Prices in most of the MAAC region (Atlantic City Electric, Jersey Central Power & Light, Met-Ed, PECO Energy, Penelec, Pepco, PPL, Public Service Electric and Gas, PPL, Rockland Electric and Delmarva Power’s northern territory) dropped to $49.49/MW-day, a nearly 50% drop, while those in rest-of-RTO fell to $34.13, a nearly one-third reduction.

Two transmission zones within MAAC, Baltimore Gas and Electric and Delmarva Power’s south separated at prices of $69.95, which PJM attributed to transmission limitations.

PJM procured 144,871 MW of resources for the year beginning June 1, 2023. Including the fixed resource requirement (FRR) obligation of 31,346 MW, the RTO will have a 20.3% reserve margin, well above its 14.8% requirement.

PJM’s total capacity bill for the year is $2.2 billion, down from about $4 billion for the 2022/23 delivery year. It was the second year in a row that capacity prices have fallen, following last year’s sharp drop. (See Capacity Prices Drop Sharply in PJM Auction.)

“I did not see anything in this auction that was, ‘Wow.
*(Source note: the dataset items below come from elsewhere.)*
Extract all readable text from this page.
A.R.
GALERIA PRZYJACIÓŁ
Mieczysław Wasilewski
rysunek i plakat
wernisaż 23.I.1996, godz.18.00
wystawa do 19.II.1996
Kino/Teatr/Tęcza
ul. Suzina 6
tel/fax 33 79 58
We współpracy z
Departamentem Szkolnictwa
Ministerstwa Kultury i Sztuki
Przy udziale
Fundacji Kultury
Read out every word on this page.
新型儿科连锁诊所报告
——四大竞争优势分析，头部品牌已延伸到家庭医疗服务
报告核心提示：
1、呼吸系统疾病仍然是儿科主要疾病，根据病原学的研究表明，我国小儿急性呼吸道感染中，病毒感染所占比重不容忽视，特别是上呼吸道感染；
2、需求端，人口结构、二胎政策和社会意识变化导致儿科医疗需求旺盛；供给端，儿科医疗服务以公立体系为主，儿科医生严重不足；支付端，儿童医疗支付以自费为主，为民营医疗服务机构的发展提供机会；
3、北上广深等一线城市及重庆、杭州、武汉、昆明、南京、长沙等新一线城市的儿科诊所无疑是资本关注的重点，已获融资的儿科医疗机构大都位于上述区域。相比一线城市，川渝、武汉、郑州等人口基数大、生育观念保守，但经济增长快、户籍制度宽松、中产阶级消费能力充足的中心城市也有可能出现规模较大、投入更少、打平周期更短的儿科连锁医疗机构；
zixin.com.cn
I didn’t expect that to happen!’” PJM Senior Vice President of Market Services Stu Bresler said at press conference to announce the results Tuesday. “I think the prevailing wisdom out there was that we were going to see lower clearing prices in this auction than we had in the last auction … given some of the rule changes; given some of the external things that have occurred in various states in PJM. I just don’t think any of us were really surprised by many of the results.”

Nuclear Resurgence, New Gas and Solar

Nuclear plants were big winners in the auction, clearing an additional 5,315 MW than last year.

Solar resources increased 25% to 1,868 MW, while wind resources cleared only 1,294 MW, a reduction of 434 MW, as fewer resources participated.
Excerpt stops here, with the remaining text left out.